On the stairs into Breeze, Deepa and Anita Ohri
Deepak Ohri, here with his highly supportive wife Anita, specialises in turning hotels into sensational dining venues that happen to have rooms, sometimes hundreds of them, attached. He has done it in Bangkok and now, last week, Tuesday September 8th, 2015, he officially announced his Frankfurt venture to the local populace. Buses on the busy 11 and 12 routes around town feature d a tantalizing Lady In Orange, to be found at Breeze restaurant at 35 Bethmannstrasse. The fact that this is part of, or rather below, Frankfurt’s most traditional luxury hotel, Steigenberger Frankfurter Hof, will not be stressed other than as a location guide. The gal is intrigued by the way the hotel has exchanged what was a leased out Japanese restaurant for a stunning designer venue.

Breeze restaurant
Unfortunately it is difficult to do justice to what the designers, 8inc, have done in producing this 70-seat restaurant. They are the masterminds responsible for all Apple stores worldwide – they are light and bright, while Breeze has a slate floor, with inset light tracks, and walls of small and uneven slate bricks become barrel-vaulted ceilings. Inner pillars help form alcoves, for private seating and for a 30-seat lounge. Add to this an enigmatic portrait of the Lady – female servers are also in orange, apparently the top fashionista colour right now. We sat at a private banquette area, two really comfortable tan suede-covered benches facing each other, divided from other such booths by bamboo branches. I did not know what to expect but I suspected it would be a distant cousin to Nobu, and, under consultant chef Sam Leong, that is what it turned out to be.

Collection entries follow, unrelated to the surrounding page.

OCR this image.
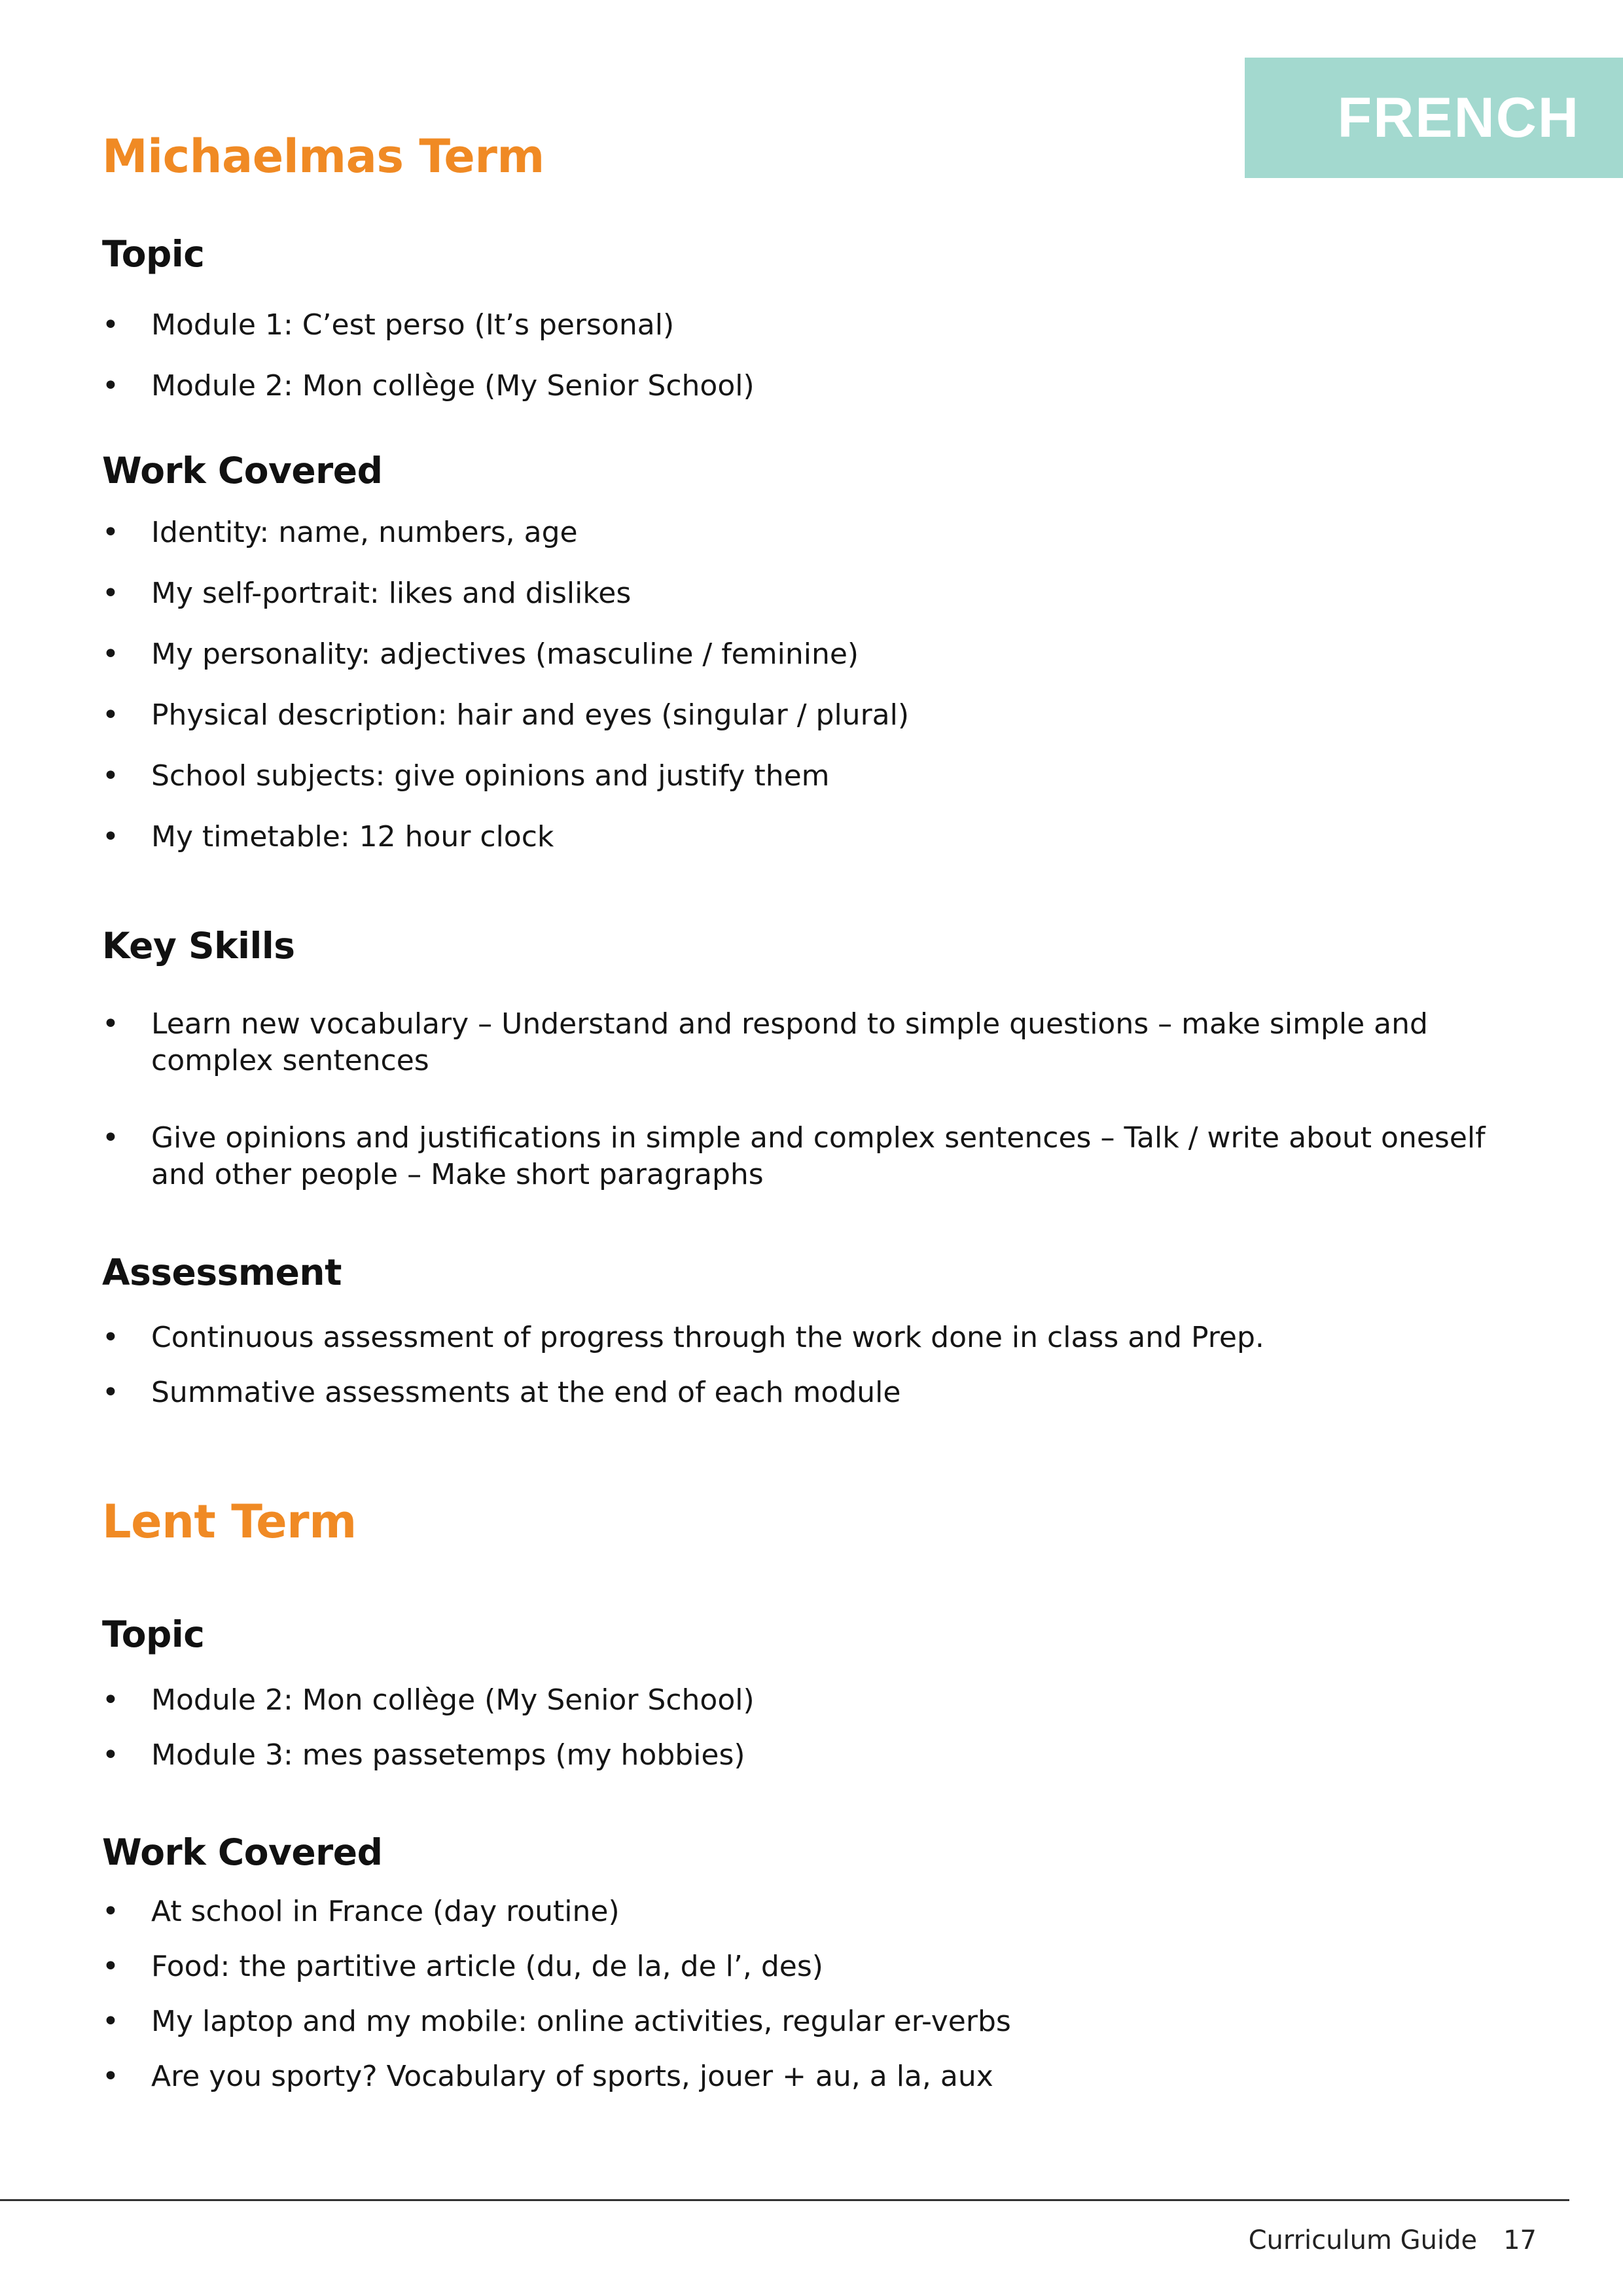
FRENCH
Michaelmas Term
Topic
• Module 1: C’est perso (It’s personal)
• Module 2: Mon collège (My Senior School)
Work Covered
• Identity: name, numbers, age
• My self-portrait: likes and dislikes
• My personality: adjectives (masculine / feminine)
• Physical description: hair and eyes (singular / plural)
• School subjects: give opinions and justify them
• My timetable: 12 hour clock
Key Skills
• Learn new vocabulary – Understand and respond to simple questions – make simple and complex sentences
• Give opinions and justifications in simple and complex sentences – Talk / write about oneself and other people – Make short paragraphs
Assessment
• Continuous assessment of progress through the work done in class and Prep.
• Summative assessments at the end of each module
Lent Term
Topic
• Module 2: Mon collège (My Senior School)
• Module 3: mes passetemps (my hobbies)
Work Covered
• At school in France (day routine)
• Food: the partitive article (du, de la, de l’, des)
• My laptop and my mobile: online activities, regular er-verbs
• Are you sporty? Vocabulary of sports, jouer + au, a la, aux
Curriculum Guide 17
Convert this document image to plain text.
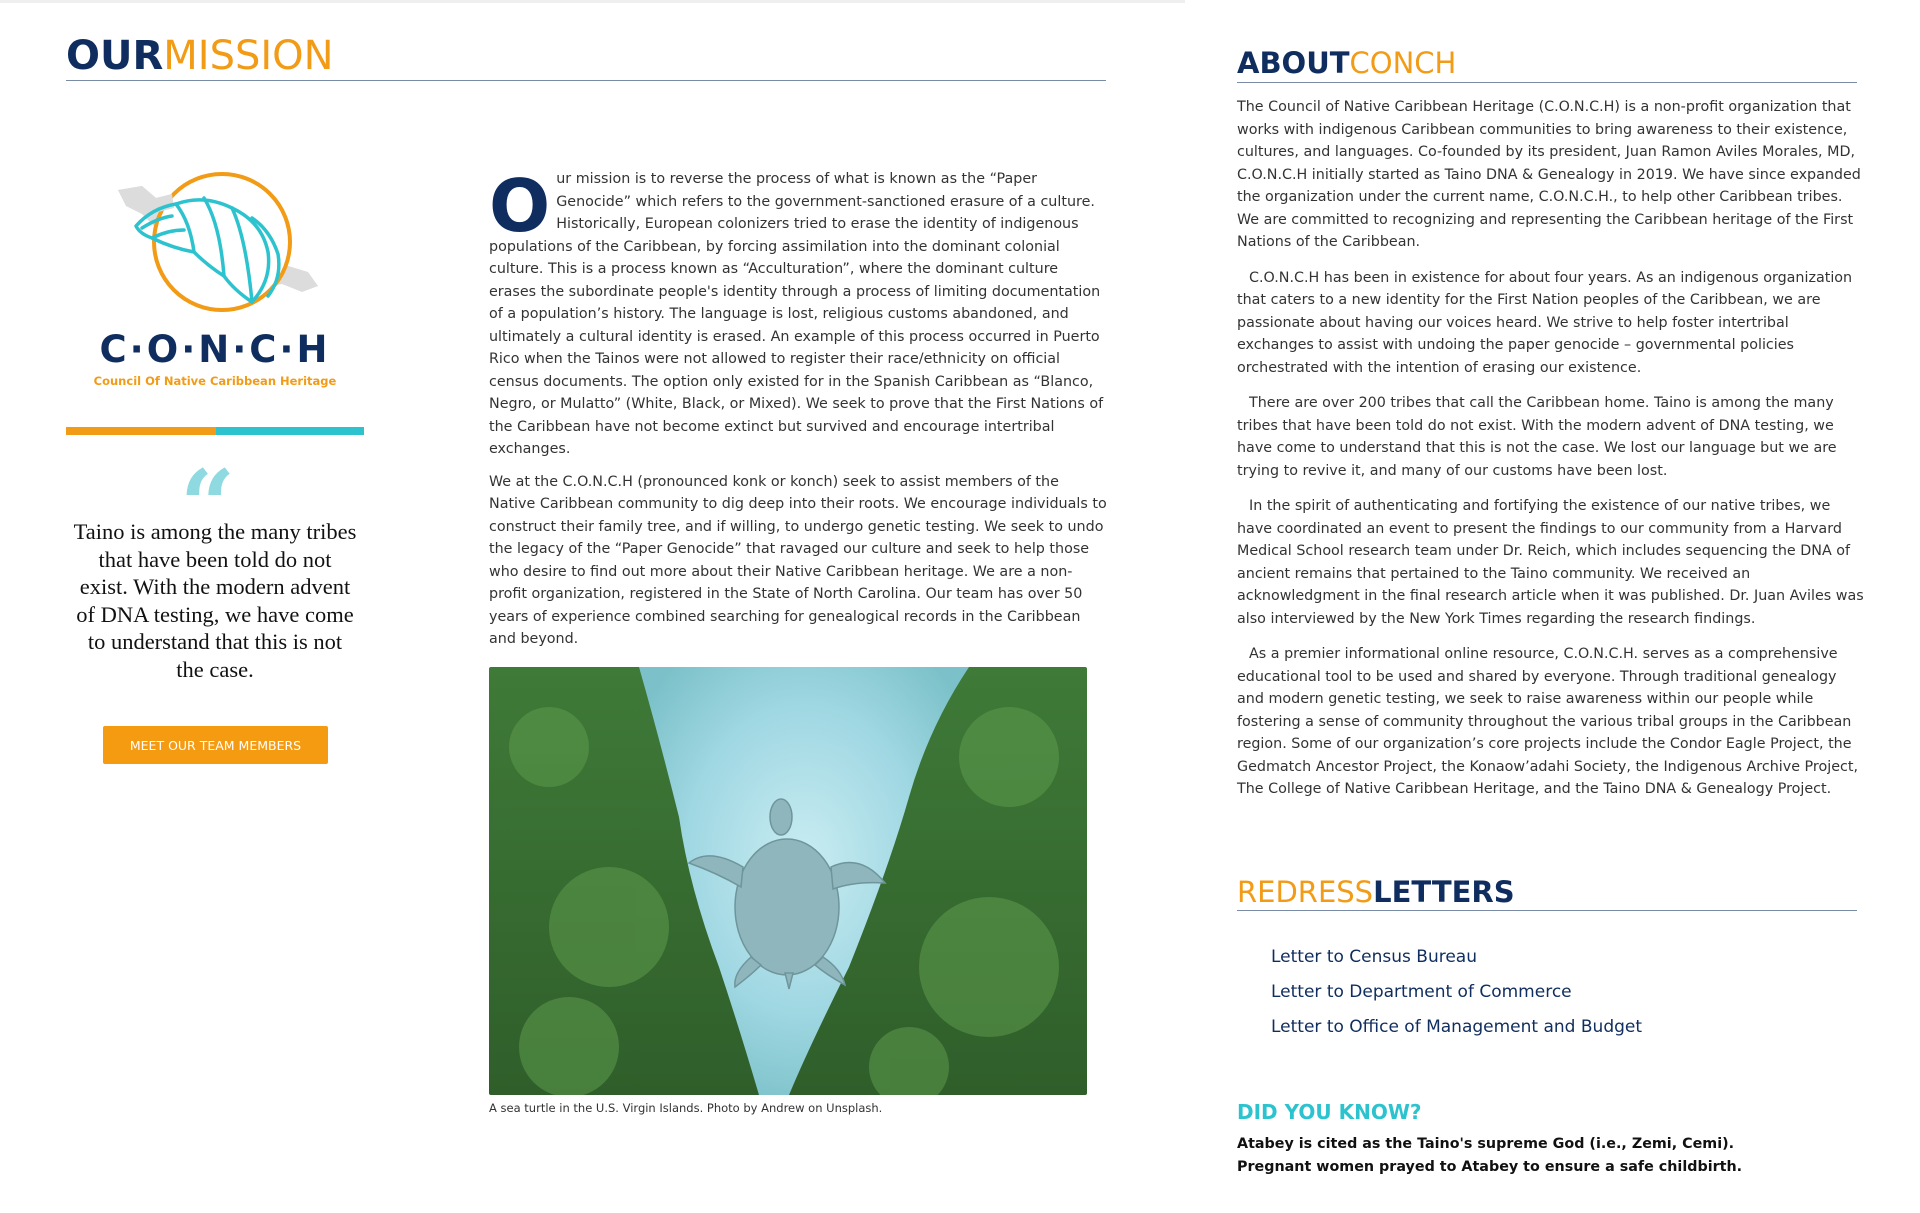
OURMISSION
C·O·N·C·H
Council Of Native Caribbean Heritage
“
Taino is among the many tribes that have been told do not exist. With the modern advent of DNA testing, we have come to understand that this is not the case.
MEET OUR TEAM MEMBERS

Our mission is to reverse the process of what is known as the “Paper Genocide” which refers to the government-sanctioned erasure of a culture. Historically, European colonizers tried to erase the identity of indigenous populations of the Caribbean, by forcing assimilation into the dominant colonial culture. This is a process known as “Acculturation”, where the dominant culture erases the subordinate people's identity through a process of limiting documentation of a population’s history. The language is lost, religious customs abandoned, and ultimately a cultural identity is erased. An example of this process occurred in Puerto Rico when the Tainos were not allowed to register their race/ethnicity on official census documents. The option only existed for in the Spanish Caribbean as “Blanco, Negro, or Mulatto” (White, Black, or Mixed). We seek to prove that the First Nations of the Caribbean have not become extinct but survived and encourage intertribal exchanges.

We at the C.O.N.C.H (pronounced konk or konch) seek to assist members of the Native Caribbean community to dig deep into their roots. We encourage individuals to construct their family tree, and if willing, to undergo genetic testing. We seek to undo the legacy of the “Paper Genocide” that ravaged our culture and seek to help those who desire to find out more about their Native Caribbean heritage. We are a non-profit organization, registered in the State of North Carolina. Our team has over 50 years of experience combined searching for genealogical records in the Caribbean and beyond.

A sea turtle in the U.S. Virgin Islands. Photo by Andrew on Unsplash.
ABOUTCONCH

The Council of Native Caribbean Heritage (C.O.N.C.H) is a non-profit organization that works with indigenous Caribbean communities to bring awareness to their existence, cultures, and languages. Co-founded by its president, Juan Ramon Aviles Morales, MD, C.O.N.C.H initially started as Taino DNA & Genealogy in 2019. We have since expanded the organization under the current name, C.O.N.C.H., to help other Caribbean tribes. We are committed to recognizing and representing the Caribbean heritage of the First Nations of the Caribbean.

C.O.N.C.H has been in existence for about four years. As an indigenous organization that caters to a new identity for the First Nation peoples of the Caribbean, we are passionate about having our voices heard. We strive to help foster intertribal exchanges to assist with undoing the paper genocide – governmental policies orchestrated with the intention of erasing our existence.

There are over 200 tribes that call the Caribbean home. Taino is among the many tribes that have been told do not exist. With the modern advent of DNA testing, we have come to understand that this is not the case. We lost our language but we are trying to revive it, and many of our customs have been lost.

In the spirit of authenticating and fortifying the existence of our native tribes, we have coordinated an event to present the findings to our community from a Harvard Medical School research team under Dr. Reich, which includes sequencing the DNA of ancient remains that pertained to the Taino community. We received an acknowledgment in the final research article when it was published. Dr. Juan Aviles was also interviewed by the New York Times regarding the research findings.

As a premier informational online resource, C.O.N.C.H. serves as a comprehensive educational tool to be used and shared by everyone. Through traditional genealogy and modern genetic testing, we seek to raise awareness within our people while fostering a sense of community throughout the various tribal groups in the Caribbean region. Some of our organization’s core projects include the Condor Eagle Project, the Gedmatch Ancestor Project, the Konaow’adahi Society, the Indigenous Archive Project, The College of Native Caribbean Heritage, and the Taino DNA & Genealogy Project.

REDRESSLETTERS
Letter to Census Bureau
Letter to Department of Commerce
Letter to Office of Management and Budget
DID YOU KNOW?
Atabey is cited as the Taino's supreme God (i.e., Zemi, Cemi).
Pregnant women prayed to Atabey to ensure a safe childbirth.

Tables have inner-lit lights and chilled terry towels
Our table was set with an inner-lit light and we had chilled towels as well as napkins, ceramic plates and chopsticks. I never actually saw a menu. Kevin, the server (dressed in slate grey, like all the guys), said the on-site chef, Poon Kam Loong, suggested lobster followed by fish (cod on poached egg white with a single head of bok choi) followed by chicken followed by wagyu and dessert. Hold the lobster and dessert, we said, and thank goodness we did. Each dish was artistic, not enormous but ample and I especially liked the crunchy chicken, which should have come with black rice but we said hold that. The sommelier, Denise Horlbeck, suggested Perrier-Joüet followed by a 2012 Huber Bombacher Sommerhalde Spätburgunder, a Pinot Noir from Baden. We non-Germans all commented that if only German winemakers could simplify their labels there would be much more call for their products from the rest of the world…

A range of colourful condiments
Condiments, actually quite spicy, stayed on the table throughout the meal, and some obviously like the extra additives. Interestingly, although I seldom take TripAdvisor seriously I did glance through the pre-opening reviews. As z_tromi from Abu Dhabi wrote: ‘My favorite restaurant is Hakkasan in London and Abu Dhabi but I guess Breeze will very likely beat it’. What a coup for Deepak Ohri, who has been working on this since the MOU was signed a year ago – and what a feather in the cap too for the restaurant’s host, the luxury hotel upstairs, to be able to offer its guests this, as well as a Michelin-starred Restaurant Français, Oscar’s bistro (replacing what was Germany’s first airmail post office), a cigar emporium, and wiener schnitzel, and much else, in room service.